The COVID-19 pandemic resulted in dramatic changes to the delivery of health care services and rehabilitation world-wide. WCB-Alberta was ideally suited to implement telerehabilitation services to injured workers due to previous research conducted in the jurisdiction. All non-emergent assessment and treatment programs for injured workers in Alberta transitioned to remote delivery via telephone or videoconferencing. This project presents an important opportunity to examine these extraordinary circumstances and share the WCB-Alberta experience with other rehabilitation practitioners and compensation systems worldwide. Few other jurisdictions were able to transition so rapidly, and many are still seeking guidance on the ongoing use of telerehabilitation to help overcome several barriers to service delivery including inaccessibility, cost, and lack of transportation. If telerehabilitation is as effective as in-person services, sharing the WCB-Alberta experience will provide solutions to other jurisdictions and build confidence in delivering services via telerehabilitation.
Our research objective is to evaluate the pragmatic, “real-life” effectiveness of telerehabilitation for promoting return to work (RTW) among injured workers using WCB-Alberta data. Workers undergoing telerehabilitation since the start of the COVID-19 pandemic will be compared to those receiving in-person or hybrid services.
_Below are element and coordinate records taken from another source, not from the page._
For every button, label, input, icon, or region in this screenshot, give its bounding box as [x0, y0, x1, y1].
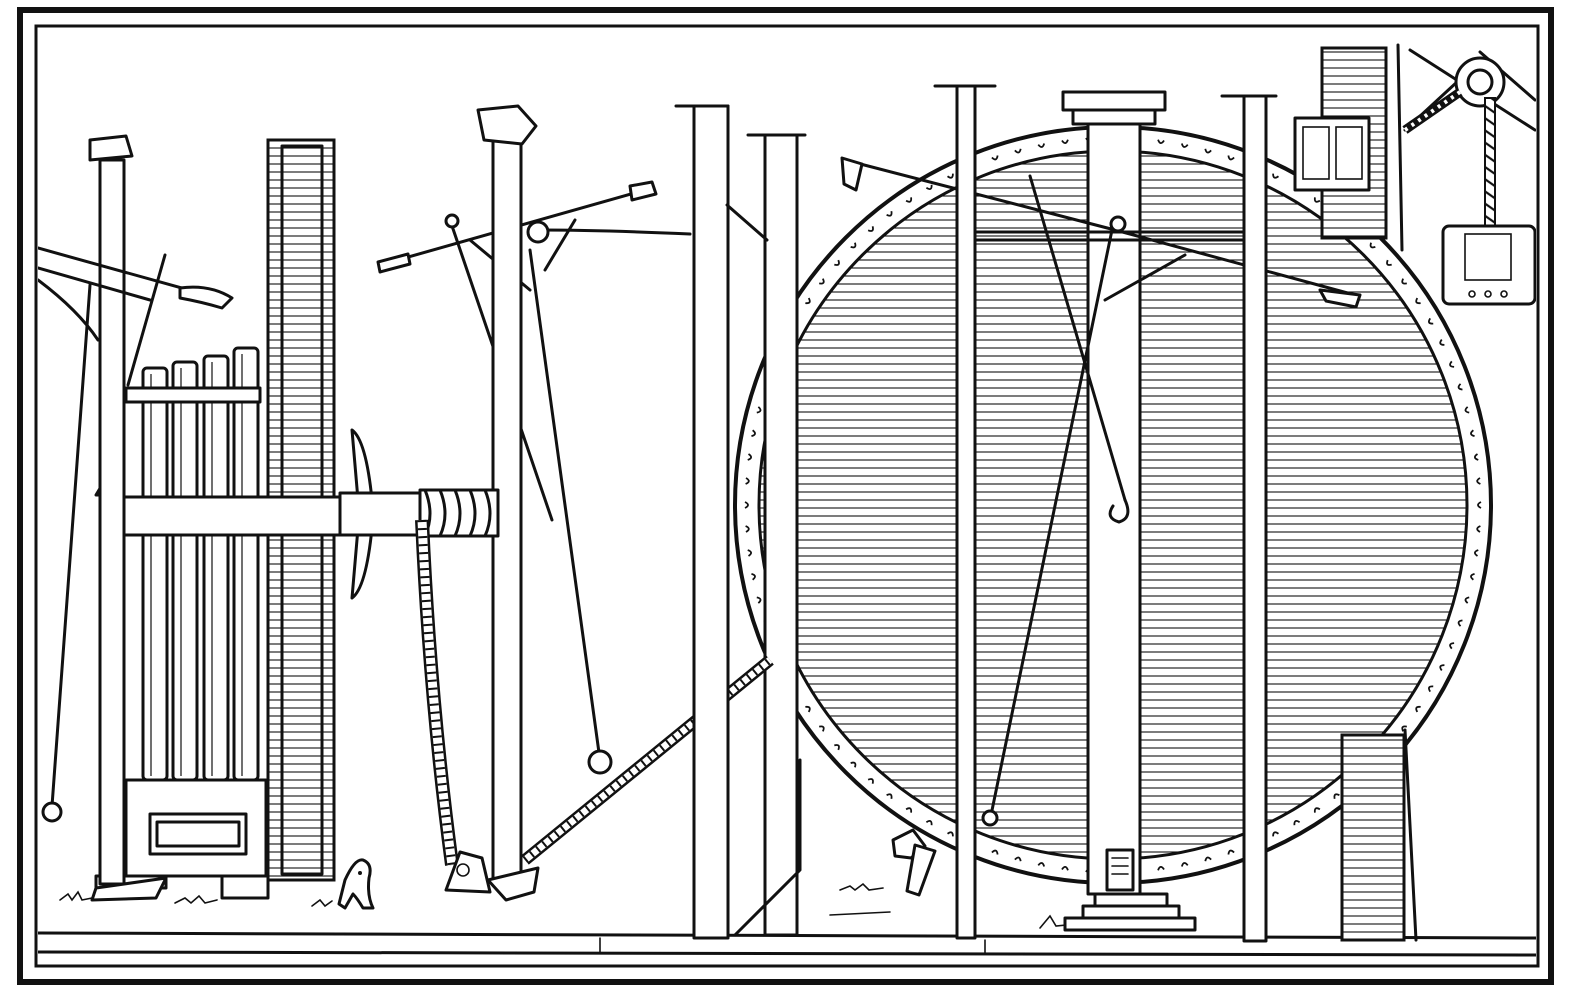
wheel-rivet: [1439, 664, 1445, 672]
bottom-crank: [891, 828, 937, 897]
wheel-rivet: [1037, 143, 1046, 148]
wheel-rivet: [1333, 793, 1340, 799]
wheel-rivet: [1313, 807, 1321, 813]
wheel-rivet: [1464, 406, 1470, 414]
wheel-rivet: [1157, 866, 1165, 871]
wheel-rivet: [1428, 685, 1434, 693]
wheel-rivet: [1401, 725, 1407, 732]
wheel-rivet: [1457, 619, 1463, 627]
wheel-rivet: [1313, 197, 1321, 203]
wheel-rivet: [1474, 453, 1479, 461]
wheel-rivet: [1449, 642, 1455, 650]
shaft-and-drum: [338, 428, 500, 894]
wheel-rivet: [1401, 278, 1407, 285]
wheel-rivet: [756, 596, 762, 604]
wheel-rivet: [1415, 705, 1421, 713]
wheel-rivet: [751, 572, 756, 581]
wheel-rivet: [1415, 297, 1421, 305]
right-tower: [1320, 43, 1418, 942]
tall-post-wheel-left: [933, 84, 997, 940]
tower-panel: [1293, 116, 1371, 192]
pulley-assembly: [1402, 48, 1536, 306]
wheel-rivet: [867, 778, 874, 784]
wheel-rivet: [850, 242, 857, 249]
wheel-rivet: [1180, 862, 1189, 867]
wheel-rivet: [1272, 173, 1280, 179]
wheel-rivet: [1449, 360, 1455, 368]
wheel-rivet: [991, 849, 999, 855]
floor-creature: [337, 858, 375, 910]
wheel-rivet: [805, 297, 811, 305]
tall-post-center: [674, 104, 769, 940]
wheel-rivet: [834, 744, 840, 751]
wheel-rods: [840, 156, 1362, 827]
wheel-rivet: [1037, 862, 1046, 867]
wheel-rivet: [1470, 572, 1475, 581]
organ-pipe: [232, 346, 260, 782]
organ-pipes: [141, 346, 260, 782]
wheel-rivet: [1272, 831, 1280, 837]
wheel-rivet: [1014, 856, 1022, 862]
wheel-rivet: [1180, 143, 1189, 148]
wheel-rivet: [905, 197, 913, 203]
wheel-rivet: [991, 155, 999, 161]
wheel-rivet: [1227, 155, 1235, 161]
mid-cross-arm: [376, 180, 692, 775]
wheel-rivet: [745, 525, 750, 533]
wheel-rivet: [1061, 139, 1069, 144]
pipe-cabinet: [94, 346, 342, 900]
wheel-rivet: [1476, 525, 1481, 533]
capped-post: [476, 104, 540, 902]
wheel-rivet: [1204, 856, 1212, 862]
wheel-rivet: [756, 406, 762, 414]
wheel-rivet: [1293, 820, 1301, 826]
wheel-rivet: [1204, 148, 1212, 154]
wheel-rivet: [744, 501, 749, 509]
wheel-rivet: [747, 453, 752, 461]
wheel-rivet: [905, 807, 913, 813]
wheel-rivet: [747, 549, 752, 557]
wheel-rivet: [1470, 429, 1475, 438]
wheel-rivet: [946, 831, 954, 837]
wheel-rivet: [1457, 383, 1463, 391]
wheel-rivet: [1014, 148, 1022, 154]
wheel-rivet: [1428, 317, 1434, 325]
wheel-rivet: [1464, 596, 1470, 604]
wheel-rivet: [886, 211, 893, 217]
organ-pipe: [202, 354, 230, 782]
wheel-rivet: [925, 820, 933, 826]
back-post-center: [733, 133, 807, 937]
wheel-rivet: [834, 259, 840, 266]
wheel-rivet: [1061, 866, 1069, 871]
tall-post-wheel-right: [1220, 94, 1278, 943]
wheel-rivet: [850, 761, 857, 768]
wheel-rivet: [1386, 259, 1392, 266]
frame-border: [17, 7, 1554, 985]
left-posts: [38, 134, 234, 902]
wheel-rivet: [745, 477, 750, 485]
wheel-rivet: [751, 429, 756, 438]
organ-pipe: [171, 360, 199, 782]
wheel-rivet: [1227, 849, 1235, 855]
wheel-rivet: [886, 793, 893, 799]
wheel-rivet: [1157, 139, 1165, 144]
organ-pipe: [141, 366, 169, 782]
wheel-rivet: [946, 173, 954, 179]
wheel-rivet: [1439, 338, 1445, 346]
wheel-rivet: [925, 184, 933, 190]
wheel-rivet: [1474, 549, 1479, 557]
rope-diagonal-lower: [521, 655, 774, 865]
wheel-rivet: [1477, 501, 1482, 509]
wheel-rivet: [1476, 477, 1481, 485]
wheel-rivet: [1369, 242, 1376, 249]
wheel-rivet: [805, 705, 811, 713]
grass-tufts: [59, 882, 1097, 929]
wheel-rivet: [819, 725, 825, 732]
wheel-rivet: [819, 278, 825, 285]
wheel-rivet: [867, 226, 874, 232]
pedestal-column: [1061, 90, 1197, 932]
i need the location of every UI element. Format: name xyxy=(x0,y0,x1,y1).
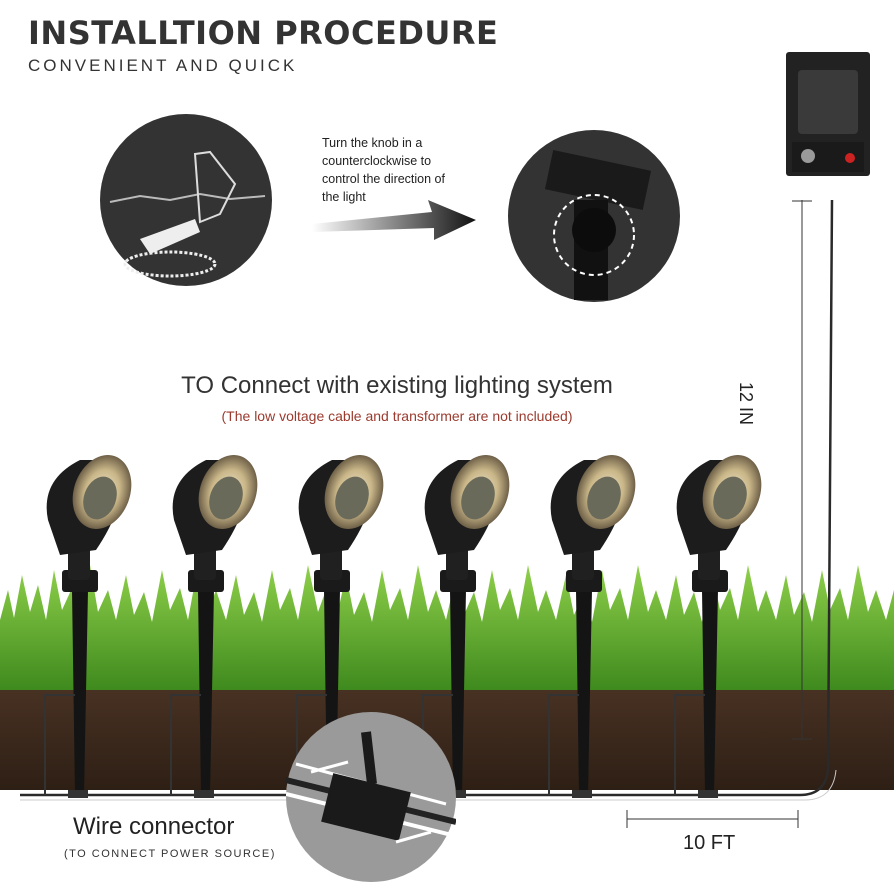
transformer-box xyxy=(786,52,870,176)
spotlight xyxy=(170,445,269,799)
vertical-dimension-line xyxy=(792,200,812,740)
hand-icon xyxy=(193,150,237,224)
connect-heading: TO Connect with existing lighting system xyxy=(181,372,613,399)
spotlight-row xyxy=(44,445,773,799)
wire-connector-label: Wire connector xyxy=(73,813,235,840)
timer-knob-icon xyxy=(801,149,815,163)
cable-length-label: 10 FT xyxy=(683,832,736,854)
power-button-icon xyxy=(845,153,855,163)
shovel-icon xyxy=(140,219,200,254)
spotlight xyxy=(548,445,647,799)
spotlight xyxy=(44,455,132,798)
arrow-right-icon xyxy=(312,200,476,240)
wire-connector-illustration xyxy=(286,712,456,882)
connect-note: (The low voltage cable and transformer a… xyxy=(221,408,573,424)
wire-connector-sublabel: (TO CONNECT POWER SOURCE) xyxy=(64,848,276,860)
page-title: INSTALLTION PROCEDURE xyxy=(28,14,499,52)
page-subtitle: CONVENIENT AND QUICK xyxy=(28,56,298,75)
grass-layer xyxy=(0,565,894,690)
underground-cable xyxy=(20,199,834,797)
knob-step-illustration xyxy=(508,130,680,302)
horizontal-dimension-line xyxy=(626,810,799,828)
rotate-ccw-icon xyxy=(553,194,635,276)
arrow-in-icon xyxy=(310,760,349,774)
knob-instruction-text: Turn the knob in a counterclockwise to c… xyxy=(322,136,445,204)
dig-step-illustration xyxy=(100,114,272,286)
spotlight xyxy=(674,445,773,799)
arrow-out-icon xyxy=(395,830,432,844)
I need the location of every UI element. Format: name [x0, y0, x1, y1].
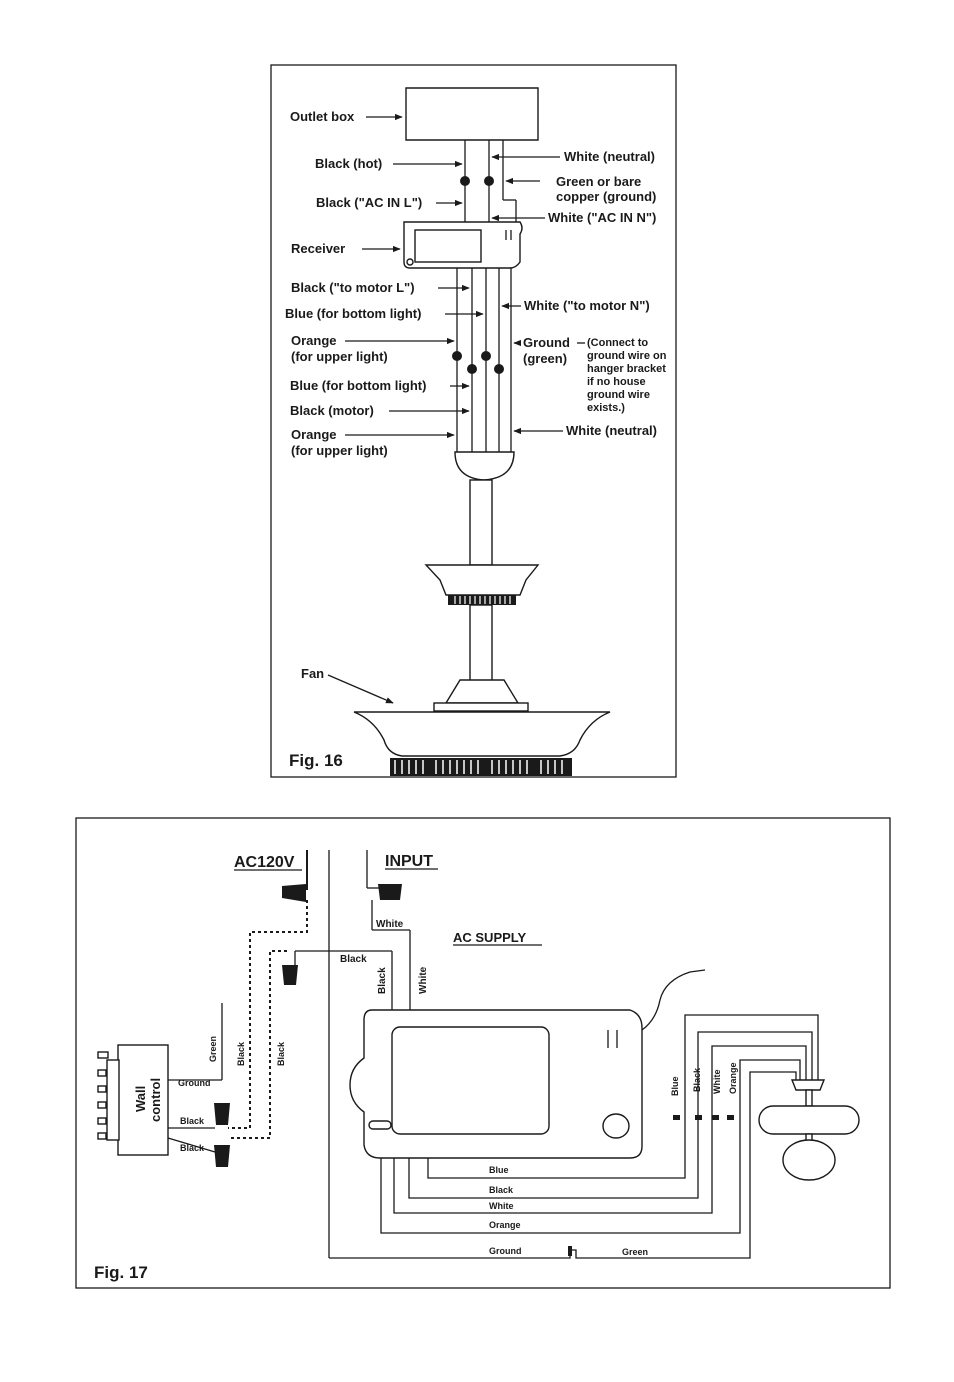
label-ground-note-1: (Connect to: [587, 337, 648, 349]
label-black-in: Black: [340, 954, 367, 965]
label-blue-bottom-1: Blue (for bottom light): [285, 306, 421, 321]
fig17-frame: [75, 817, 891, 1289]
label-black-a: Black: [236, 1041, 246, 1066]
label-ac120v: AC120V: [234, 854, 295, 871]
label-ground-wc: Ground: [178, 1078, 211, 1088]
label-black-ac-in-l: Black ("AC IN L"): [316, 195, 422, 210]
label-ground-h: Ground: [489, 1246, 522, 1256]
orange-wire: [380, 1059, 801, 1234]
fig16-frame: [270, 64, 677, 778]
white-wire: [393, 1045, 807, 1214]
label-white-ac-in-n: White ("AC IN N"): [548, 210, 656, 225]
wire-nut: [378, 884, 402, 900]
label-control: control: [148, 1078, 163, 1122]
fig17-panel: AC120V INPUT AC SUPPLY White Black Black…: [75, 817, 891, 1289]
label-receiver: Receiver: [291, 241, 345, 256]
downrod: [469, 479, 493, 566]
fig16-panel: Outlet box Black (hot) White (neutral) G…: [270, 64, 677, 778]
label-orange-h: Orange: [489, 1220, 521, 1230]
label-ground-note-2: ground wire on: [587, 350, 667, 362]
receiver-unit-large: [349, 1009, 643, 1159]
label-green-ground-1: Green or bare: [556, 174, 641, 189]
label-white-v: White: [712, 1070, 722, 1095]
label-black-motor: Black (motor): [290, 403, 374, 418]
label-ground-green-2: (green): [523, 351, 567, 366]
label-black-wc1: Black: [180, 1116, 205, 1126]
wire-nut-dot: [481, 351, 491, 361]
wire-nut-dot: [460, 176, 470, 186]
wire-nut: [282, 884, 306, 902]
fig17-caption: Fig. 17: [94, 1263, 148, 1282]
label-ground-note-4: if no house: [587, 376, 646, 388]
label-input: INPUT: [385, 853, 433, 870]
label-ground-note-6: exists.): [587, 402, 625, 414]
label-orange-upper-1b: (for upper light): [291, 349, 388, 364]
label-green: Green: [208, 1036, 218, 1062]
motor-housing: [424, 564, 540, 605]
wire-nut: [214, 1103, 230, 1125]
label-black-h: Black: [489, 1185, 514, 1195]
label-white-neutral-top: White (neutral): [564, 149, 655, 164]
label-black-wc2: Black: [180, 1143, 205, 1153]
label-ground-note-5: ground wire: [587, 389, 650, 401]
canopy: [454, 451, 515, 481]
label-green-ground-2: copper (ground): [556, 189, 656, 204]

The expected outcome is improved understanding of the use of telerehabilitation among injured workers. We will describe and evaluate the ongoing, province-wide implementation of telerehabilitation by WCB-Alberta, which will provide important lessons for other jurisdictions. Beyond practical implications for WCB-Alberta, this study has important research implications as it will be the first large-scale, pragmatic evaluation of the effectiveness of telerehabilitation for injured workers using real-world data.